Angélica se fijó en una galeota muy coquetona, con diez cañones brillantes, recién pulidos.

—¿No es una galera francesa? —dijo ella, henchida de esperanza.

Savary, que estaba sentado junto a ella, con su paraguas entre las rodillas, lanzó una mirada distraída.

—Es una galera de Malta. Ved el pabellón rojo con la cruz blanca. La flota de Malta es una de las más hermosas del Mediterráneo. Los caballeros del Cristo son muy ricos. Por otra parte, ¿qué podríais esperar de los franceses en Candía, vos que sois una cautiva…?

Y explicó que Candía, ya fuese griega, francesa, veneciana o turca, seguiría siendo lo que había sido en el curso de los siglos: la guarida de los piratas cristianos, como Alejandreta era la de los otomanos y Argel la de los berberiscos. Aun expuestos a pagar peaje al gobernador turco, los piratas arbolando pabellón de Toscana, de Nápoles, de Malta, de Sicilia, de Portugal y cobijando a menudo bajo sus banderas las muestras menos recomendables de toda la cristiandad, volvían irresistiblemente a Candía para efectuar allí su mercado.

Angélica contempló las mercancías amontonadas en los muelles y gabarras: había, era cierto, tejidos, pescados, barricas de aceite y montones de sandías y melones, pero la cantidad y la variedad de los productos no podían compararse con las apiladas en un puerto comercial ni parecían corresponder a tan crecido número de barcos.

—La mayoría son barcos de guerra —observó ella—. ¿Qué hacen ahí?

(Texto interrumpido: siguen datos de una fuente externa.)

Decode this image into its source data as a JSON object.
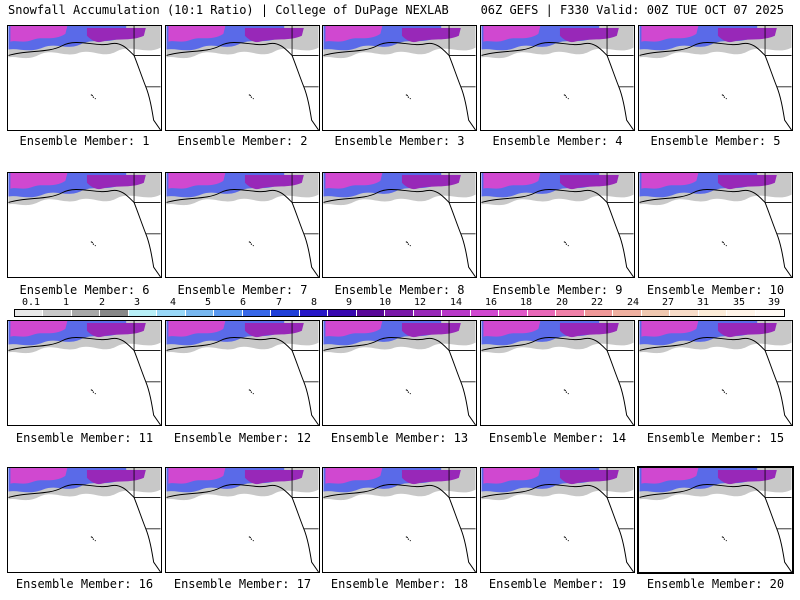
{
  "header": {
    "title_left": "Snowfall Accumulation (10:1 Ratio) | College of DuPage NEXLAB",
    "title_right": "06Z GEFS | F330 Valid: 00Z TUE OCT 07 2025"
  },
  "panels": [
    {
      "label": "Ensemble Member: 1"
    },
    {
      "label": "Ensemble Member: 2"
    },
    {
      "label": "Ensemble Member: 3"
    },
    {
      "label": "Ensemble Member: 4"
    },
    {
      "label": "Ensemble Member: 5"
    },
    {
      "label": "Ensemble Member: 6"
    },
    {
      "label": "Ensemble Member: 7"
    },
    {
      "label": "Ensemble Member: 8"
    },
    {
      "label": "Ensemble Member: 9"
    },
    {
      "label": "Ensemble Member: 10"
    },
    {
      "label": "Ensemble Member: 11"
    },
    {
      "label": "Ensemble Member: 12"
    },
    {
      "label": "Ensemble Member: 13"
    },
    {
      "label": "Ensemble Member: 14"
    },
    {
      "label": "Ensemble Member: 15"
    },
    {
      "label": "Ensemble Member: 16"
    },
    {
      "label": "Ensemble Member: 17"
    },
    {
      "label": "Ensemble Member: 18"
    },
    {
      "label": "Ensemble Member: 19"
    },
    {
      "label": "Ensemble Member: 20"
    }
  ],
  "legend": {
    "ticks": [
      "0.1",
      "1",
      "2",
      "3",
      "4",
      "5",
      "6",
      "7",
      "8",
      "9",
      "10",
      "12",
      "14",
      "16",
      "18",
      "20",
      "22",
      "24",
      "27",
      "31",
      "35",
      "39"
    ],
    "colors": [
      "#e8e8e8",
      "#c8c8c8",
      "#a8a8a8",
      "#888888",
      "#b8f0f8",
      "#98d8f8",
      "#78b8f0",
      "#5898f0",
      "#3868e8",
      "#2040d8",
      "#2818c8",
      "#3808b0",
      "#5a0898",
      "#7a18a8",
      "#9828b8",
      "#b838c8",
      "#d048d0",
      "#e058c8",
      "#e868b8",
      "#f080a8",
      "#f09898",
      "#f0b0a0",
      "#f0c8b0",
      "#f8dcc8",
      "#fcecd8",
      "#fff4e8",
      "#fffaf4"
    ]
  }
}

—¿Y qué hacemos nosotros aquí? —dijo Savary, con ojos chispeantes—. Observad esos navios; casi todos tienen las calas cerradas, cuando lo corriente es que el barco que comercia y lleva mercancía honrada, debe abrirlas al llegar al puerto. Ved los piquetes de centinelas reforzados en los puentes. ¿Qué custodian? La mercancía más preciada.

Angélica no pudo contener un escalofrío.

—¿Esclavos? ¿Serán todos mercaderes de esclavos…?

Savary no respondió, porque un caique miserable acababa de abrirse paso hasta el
Hermes
. Un europeo con sombrero de plumas descoloridas e indumento raído se erguía en la popa, arbolando un minúsculo banderín, del tamaño de un pañuelo: unos luises de oro sobre fondo de argento.

—Un francés —gritó de nuevo Angélica, que pese a las advertencias sarcásticas del sabio persistía en buscar aliados entre sus compatriotas.

El pasajero de la canoa la oyó, y después de breve reflexión, le dirigió un leve sombrerazo.

—¿Está a bordo Escrainville? —gritó.

Como nadie se preocupó de responderle, trepó por la escala que colgaba. Dos o tres marineros que hacían una guardia indolente no mostraron solicitud ni contrariedad ante aquella visita intempestiva y siguieron jugando a las cartas y cascando pipas de girasol.